Kami berempat menuju ruang OSIS karena pendaftaran diadakan di sana. Saat melewati lapangan, ada seorang anak cewek yang berteriak menyuruh kami berempat berhenti. Kami bingung, tapi menurut saja.
Dengan napas yang masih ngos-ngosan dia berjongkok untuk menormalkan detak jantung. Di menit ke 2 dia sudah bisa berdiri dengan tegak.
"Maaf, ya, Kak?" Mohonnya, lalu tanpa aba-aba menarik tangan gue, dia menyeret tangan gue sedikit ke depan.
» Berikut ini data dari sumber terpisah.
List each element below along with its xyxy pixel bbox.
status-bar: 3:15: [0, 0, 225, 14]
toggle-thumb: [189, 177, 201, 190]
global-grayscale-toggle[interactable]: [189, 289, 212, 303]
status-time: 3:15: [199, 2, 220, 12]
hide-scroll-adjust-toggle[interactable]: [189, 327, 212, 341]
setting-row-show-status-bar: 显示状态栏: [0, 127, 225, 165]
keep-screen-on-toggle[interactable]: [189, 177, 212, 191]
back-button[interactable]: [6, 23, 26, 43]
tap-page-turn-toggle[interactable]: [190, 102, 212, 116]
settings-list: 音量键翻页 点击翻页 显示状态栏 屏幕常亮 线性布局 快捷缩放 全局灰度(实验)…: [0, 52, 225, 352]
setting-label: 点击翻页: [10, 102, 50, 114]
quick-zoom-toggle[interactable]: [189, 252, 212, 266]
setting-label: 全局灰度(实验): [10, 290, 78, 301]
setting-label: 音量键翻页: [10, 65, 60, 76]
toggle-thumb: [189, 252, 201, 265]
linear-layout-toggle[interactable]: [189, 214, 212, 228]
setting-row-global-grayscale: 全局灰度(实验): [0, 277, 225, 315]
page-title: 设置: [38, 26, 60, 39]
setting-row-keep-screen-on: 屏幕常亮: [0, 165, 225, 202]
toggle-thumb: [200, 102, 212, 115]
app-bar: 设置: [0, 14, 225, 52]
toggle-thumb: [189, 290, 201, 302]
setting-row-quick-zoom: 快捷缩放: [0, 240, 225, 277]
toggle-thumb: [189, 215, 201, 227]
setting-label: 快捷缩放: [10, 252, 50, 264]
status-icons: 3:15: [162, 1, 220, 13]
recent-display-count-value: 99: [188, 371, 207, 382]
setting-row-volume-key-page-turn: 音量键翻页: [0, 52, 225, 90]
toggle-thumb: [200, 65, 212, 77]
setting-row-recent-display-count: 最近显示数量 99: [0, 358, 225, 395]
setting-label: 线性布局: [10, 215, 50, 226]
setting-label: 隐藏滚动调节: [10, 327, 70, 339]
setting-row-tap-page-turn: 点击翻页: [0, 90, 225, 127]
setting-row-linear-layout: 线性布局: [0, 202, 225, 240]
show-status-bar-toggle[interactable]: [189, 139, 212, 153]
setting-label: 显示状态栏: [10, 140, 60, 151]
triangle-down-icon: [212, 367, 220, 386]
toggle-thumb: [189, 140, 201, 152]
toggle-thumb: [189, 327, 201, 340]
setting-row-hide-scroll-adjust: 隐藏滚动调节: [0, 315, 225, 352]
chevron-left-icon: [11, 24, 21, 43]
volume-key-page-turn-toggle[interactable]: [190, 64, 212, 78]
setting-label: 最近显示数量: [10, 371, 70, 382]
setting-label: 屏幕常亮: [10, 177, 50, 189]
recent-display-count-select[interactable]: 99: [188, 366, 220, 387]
Kemudian, satu tangannya menyodorkan buket yang berisi coklat dan snack.
"Saya tahu ini kali pertama saya bertemu Kakak. Tapi, senyum manis Kakak yang membuat saya terpesona. Awalnya saya nggak percaya kalau ada cinta pada pandangan pertama. Setelah mengalaminya sendiri, saya baru percaya. Jadi... maukah Kakak jadi pacar saya? Kalau Kakak terima, ambil buket ini. Kalau tidak di terima, buang saja!"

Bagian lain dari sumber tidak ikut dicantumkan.